AAP MLAs @attorneybharti and @MohinderAAP tears copy of 3 Farm Bills.
“We refuse to accept these black laws which are against farmers.” pic.twitter.com/7s4puJNZPA
— AAP (@AamAadmiParty) December 17, 2020
Last week Chief Minister Kejriwal visited farmers at Singhu (on the Delhi-Haryana border) and said: “We support all the demands of the farmers. Their issues and demands are valid.” Mr Kejriwal also called the bills “harmful for the country”, and said they “decriminalise profiteering and hoarding”.
The Chief Minister has also lashed out at critics of the farmers, who have denounced the protest as being engineered by the opposition or separatist elements.
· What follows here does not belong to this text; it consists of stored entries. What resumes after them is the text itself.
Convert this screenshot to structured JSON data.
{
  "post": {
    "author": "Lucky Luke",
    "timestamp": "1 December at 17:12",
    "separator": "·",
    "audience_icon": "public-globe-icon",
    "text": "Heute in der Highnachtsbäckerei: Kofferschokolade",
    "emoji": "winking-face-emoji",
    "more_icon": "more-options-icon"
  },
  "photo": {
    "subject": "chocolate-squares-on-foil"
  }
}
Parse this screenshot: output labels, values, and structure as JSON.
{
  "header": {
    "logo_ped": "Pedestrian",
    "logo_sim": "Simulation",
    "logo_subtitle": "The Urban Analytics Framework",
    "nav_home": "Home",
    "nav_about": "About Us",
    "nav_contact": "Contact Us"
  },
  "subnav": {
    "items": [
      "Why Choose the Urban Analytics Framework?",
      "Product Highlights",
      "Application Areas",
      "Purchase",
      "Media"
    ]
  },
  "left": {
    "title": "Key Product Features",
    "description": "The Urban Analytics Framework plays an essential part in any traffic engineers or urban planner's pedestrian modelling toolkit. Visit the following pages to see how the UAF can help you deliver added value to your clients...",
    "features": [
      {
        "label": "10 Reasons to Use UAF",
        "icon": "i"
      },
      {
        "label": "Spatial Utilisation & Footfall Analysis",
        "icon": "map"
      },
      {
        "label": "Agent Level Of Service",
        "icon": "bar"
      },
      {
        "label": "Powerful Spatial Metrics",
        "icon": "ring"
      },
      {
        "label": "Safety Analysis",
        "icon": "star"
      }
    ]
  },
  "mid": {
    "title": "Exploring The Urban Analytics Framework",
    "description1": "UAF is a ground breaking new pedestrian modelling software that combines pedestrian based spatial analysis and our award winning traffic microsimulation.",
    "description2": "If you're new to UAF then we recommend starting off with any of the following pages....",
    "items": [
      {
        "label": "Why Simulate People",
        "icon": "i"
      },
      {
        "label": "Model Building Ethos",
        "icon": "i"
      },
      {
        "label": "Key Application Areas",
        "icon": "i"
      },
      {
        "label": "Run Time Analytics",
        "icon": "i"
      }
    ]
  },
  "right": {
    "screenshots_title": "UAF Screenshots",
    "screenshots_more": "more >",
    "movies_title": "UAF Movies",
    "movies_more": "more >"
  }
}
“Some BJP leaders are saying farmers are anti-national. Many ex-servicemen… singers, celebrities, doctors, traders are supporting them… are all these also anti-nationals?” he asked Monday.
This morning the Supreme Court, while hearing a clutch of petitions on the issue, said that while protests may continue they could not be allowed to block access to the national capital.
The thousands of farmers camped around Delhi have also occupied highways and obstructed traffic in and out of the city over the past three weeks. They have, however, made it a point never to stop emergency services, such as ambulances.
Over 20 protesters have died since the agitation began, farmer leaders have claimed.
The 65-year-old priest of a Haryana gurudwara died by suicide – he shot himself – this week, leaving behind a note that expressed his “anger and pain against the government’s injustice”.
Multiple rounds of talks between the farmers and the centre have, so far, failed to resolve the stand-off; neither side is willing to back down – the farmers wants the laws to be scrapped and the centre says it will only amend the more problematic sections.